Clock Replacement Policy¶

While LRU works, its implementation could be less complex.

The Clock Replacement Policy is a simpler approach which approximates LRU. (The formal proof is not discussed in this module.)

The Clock Replacement Policy does keep track of timestamps, instead it keep track of the reference bit (0 or 1) per frame and a hand (index to frame slots). During the initialization phase, all frames are empty with pincount and reference bit set to 0, the hand is set to 0.
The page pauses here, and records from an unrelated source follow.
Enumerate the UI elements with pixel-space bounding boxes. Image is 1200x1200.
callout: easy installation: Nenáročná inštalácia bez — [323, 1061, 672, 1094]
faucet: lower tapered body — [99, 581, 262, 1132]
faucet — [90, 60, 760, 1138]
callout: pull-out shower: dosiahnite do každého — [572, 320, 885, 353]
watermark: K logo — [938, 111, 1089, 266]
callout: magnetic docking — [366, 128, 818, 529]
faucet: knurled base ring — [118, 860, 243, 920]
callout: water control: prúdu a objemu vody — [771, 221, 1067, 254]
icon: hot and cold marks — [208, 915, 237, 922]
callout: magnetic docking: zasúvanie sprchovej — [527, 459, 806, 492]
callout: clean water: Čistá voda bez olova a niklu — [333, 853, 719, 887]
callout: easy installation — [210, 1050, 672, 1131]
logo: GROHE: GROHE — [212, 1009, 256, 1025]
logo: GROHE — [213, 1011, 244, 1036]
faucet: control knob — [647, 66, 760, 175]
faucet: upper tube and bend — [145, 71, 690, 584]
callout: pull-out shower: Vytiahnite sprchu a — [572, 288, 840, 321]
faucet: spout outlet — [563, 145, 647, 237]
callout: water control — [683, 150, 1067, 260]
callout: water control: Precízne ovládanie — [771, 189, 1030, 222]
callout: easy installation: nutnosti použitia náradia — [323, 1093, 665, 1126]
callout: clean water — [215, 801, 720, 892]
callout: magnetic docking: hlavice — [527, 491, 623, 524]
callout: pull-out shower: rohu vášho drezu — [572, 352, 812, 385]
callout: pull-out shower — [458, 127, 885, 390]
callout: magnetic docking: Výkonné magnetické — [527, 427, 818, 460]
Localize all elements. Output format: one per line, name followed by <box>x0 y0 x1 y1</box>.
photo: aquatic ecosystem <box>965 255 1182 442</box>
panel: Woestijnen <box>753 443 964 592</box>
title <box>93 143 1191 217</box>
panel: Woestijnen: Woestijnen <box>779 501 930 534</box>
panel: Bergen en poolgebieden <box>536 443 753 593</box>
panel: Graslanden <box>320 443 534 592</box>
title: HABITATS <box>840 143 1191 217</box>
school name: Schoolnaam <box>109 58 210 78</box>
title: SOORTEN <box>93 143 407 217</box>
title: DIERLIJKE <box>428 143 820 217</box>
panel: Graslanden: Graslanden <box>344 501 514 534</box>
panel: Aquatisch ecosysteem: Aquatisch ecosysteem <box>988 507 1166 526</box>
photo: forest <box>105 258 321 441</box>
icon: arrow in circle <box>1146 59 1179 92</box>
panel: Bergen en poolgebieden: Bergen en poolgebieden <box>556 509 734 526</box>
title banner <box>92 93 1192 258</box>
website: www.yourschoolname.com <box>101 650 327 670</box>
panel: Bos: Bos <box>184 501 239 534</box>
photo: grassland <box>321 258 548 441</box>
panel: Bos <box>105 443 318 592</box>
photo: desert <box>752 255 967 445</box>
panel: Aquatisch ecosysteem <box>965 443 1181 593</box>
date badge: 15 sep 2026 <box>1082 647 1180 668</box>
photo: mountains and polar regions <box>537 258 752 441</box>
The Clock Replacement Policy works as follows,

when a page is being pinned
1. if the page is already in the pool, set the frame's reference bit to 1, increase the pincount, return the page in the frame.
2. otherwise, we need to find a slot for it, by checking the frame pointed by the hand
  1. if it is pinned, (somebody is using it), advance hand to the next frame
  2. otherwise
    1. if the frame's reference bit is 1, set it to 0, advance hand
    2. otherwise
      1. write the current payload to disk if it is dirty
      2. load the new page to this slot
      3. set reference bit to 1, and set pincount to 1
      4. advance the hand to the next frame
when a page is being unpinned, decrease the pincount.

Compared to LRU, the Clock Replacement Policy uses less memory, reference bit vs timestamp. The Clock Replacement Policy is more efficient, because there is no need to search for the oldest timestamp.

Example¶

Let's re-run the same example

\(1,2,3,4,1,2\)

with Clock Replacement Policy

pg = page, pc = pincount, ref = reference bit

time	page req'ed	frame 0	frame 1	frame 2	hand
1	1	pg:1, pc:0, ref: 1			1
2	2	pg:1, pc:0, ref: 1	pg:2, pc:0, ref: 1		2
3	3	pg:1, pc:0, ref: 1	pg:2, pc:0, ref: 1	pg:3, pc:0, ref: 1	0
4	4	pg:1, pc:0, ref: 0	pg:2, pc:0, ref:1	pg:3, pc:0, ref:1	1
5	4	pg:1, pc:0, ref: 0	pg:2, pc:0, ref:0	pg:3, pc:0, ref:1	2
6	4	pg:1, pc:0, ref: 0	pg:2, pc:0, ref:0	pg:3, pc:0, ref:0	0
7	4	pg:4, pc:0, ref: 1	pg:2, pc:0, ref:0	pg:3, pc:0, ref:0	1
8	1	pg:4, pc:0, ref: 1	pg:1, pc:0, ref:1	pg:3, pc:0, ref:0	2
9	2	pg:4, pc:0, ref: 1	pg:1, pc:0, ref:1	pg:2, pc:0, ref:1	0

Other optimization¶

There is no one size fit all solution here. Modern databases often employ some heuristics, called prefetching. The idea is to anticipate subsequent pages will soon be needed when an operation requests for a page (say, a sequential scan of table). This eliminates some of the cost of rotation time and seek time.